🤖 AI Summary
This work addresses the challenge of unbounded metric complexity in online convex optimization with noisy feedback, where the objective involves jointly minimizing high-dimensional dynamic quadratic hitting costs and ℓ₂-norm switching costs. To tackle this problem under stochastic environments with unknown hitting cost structures, the authors propose the SCaLE algorithm, which achieves, for the first time, a sublinear dynamic regret guarantee for such joint settings. By introducing spectral regret analysis, SCaLE effectively disentangles regret contributions arising from eigenvalue estimation errors and perturbations in the eigenvector basis. Theoretical analysis establishes a distribution-free sublinear dynamic regret bound for SCaLE, and empirical evaluations demonstrate its superior performance and statistical consistency against multiple baselines.
📝 Abstract
This work addresses the fundamental problem of unbounded metric movement costs in bandit online convex optimization, by considering high-dimensional dynamic quadratic hitting costs and $\ell_2$-norm switching costs in a noisy bandit feedback model.
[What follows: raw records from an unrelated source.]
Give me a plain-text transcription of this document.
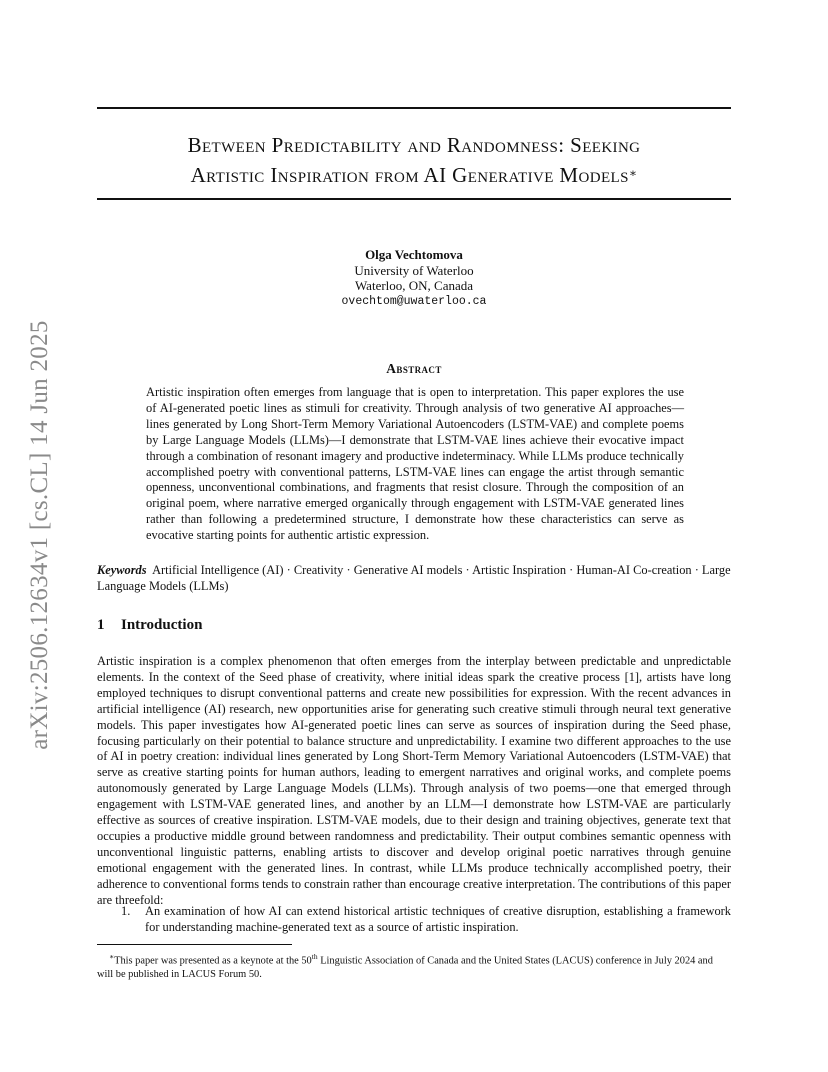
arXiv:2506.12634v1 [cs.CL] 14 Jun 2025
Between Predictability and Randomness: Seeking
Artistic Inspiration from AI Generative Models∗
Olga Vechtomova
University of Waterloo
Waterloo, ON, Canada
ovechtom@uwaterloo.ca
Abstract

Artistic inspiration often emerges from language that is open to interpretation. This paper explores the use of AI-generated poetic lines as stimuli for creativity. Through analysis of two generative AI approaches—lines generated by Long Short-Term Memory Variational Autoencoders (LSTM-VAE) and complete poems by Large Language Models (LLMs)—I demonstrate that LSTM-VAE lines achieve their evocative impact through a combination of resonant imagery and productive indeterminacy. While LLMs produce technically accomplished poetry with conventional patterns, LSTM-VAE lines can engage the artist through semantic openness, unconventional combinations, and fragments that resist closure. Through the composition of an original poem, where narrative emerged organically through engagement with LSTM-VAE generated lines rather than following a predetermined structure, I demonstrate how these characteristics can serve as evocative starting points for authentic artistic expression.

Keywords Artificial Intelligence (AI) · Creativity · Generative AI models · Artistic Inspiration · Human-AI Co-creation · Large Language Models (LLMs)

1 Introduction

Artistic inspiration is a complex phenomenon that often emerges from the interplay between predictable and unpredictable elements. In the context of the Seed phase of creativity, where initial ideas spark the creative process [1], artists have long employed techniques to disrupt conventional patterns and create new possibilities for expression. With the recent advances in artificial intelligence (AI) research, new opportunities arise for generating such creative stimuli through neural text generative models. This paper investigates how AI-generated poetic lines can serve as sources of inspiration during the Seed phase, focusing particularly on their potential to balance structure and unpredictability. I examine two different approaches to the use of AI in poetry creation: individual lines generated by Long Short-Term Memory Variational Autoencoders (LSTM-VAE) that serve as creative starting points for human authors, leading to emergent narratives and original works, and complete poems autonomously generated by Large Language Models (LLMs). Through analysis of two poems—one that emerged through engagement with LSTM-VAE generated lines, and another by an LLM—I demonstrate how LSTM-VAE are particularly effective as sources of creative inspiration. LSTM-VAE models, due to their design and training objectives, generate text that occupies a productive middle ground between randomness and predictability. Their output combines semantic openness with unconventional linguistic patterns, enabling artists to discover and develop original poetic narratives through genuine emotional engagement with the generated lines. In contrast, while LLMs produce technically accomplished poetry, their adherence to conventional forms tends to constrain rather than encourage creative interpretation. The contributions of this paper are threefold:

1.	An examination of how AI can extend historical artistic techniques of creative disruption, establishing a framework for understanding machine-generated text as a source of artistic inspiration.

∗This paper was presented as a keynote at the 50th Linguistic Association of Canada and the United States (LACUS) conference in July 2024 and will be published in LACUS Forum 50.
For a general class of stochastic environments, we provide the first algorithm SCaLE that provably achieves a distribution-agnostic sub-linear dynamic regret, without the knowledge of hitting cost structure. En-route, we present a novel spectral regret analysis that separately quantifies eigenvalue-error driven regret and eigenbasis-perturbation driven regret. Extensive numerical experiments, against online-learning baselines, corroborate our claims, and highlight statistical consistency of our algorithm.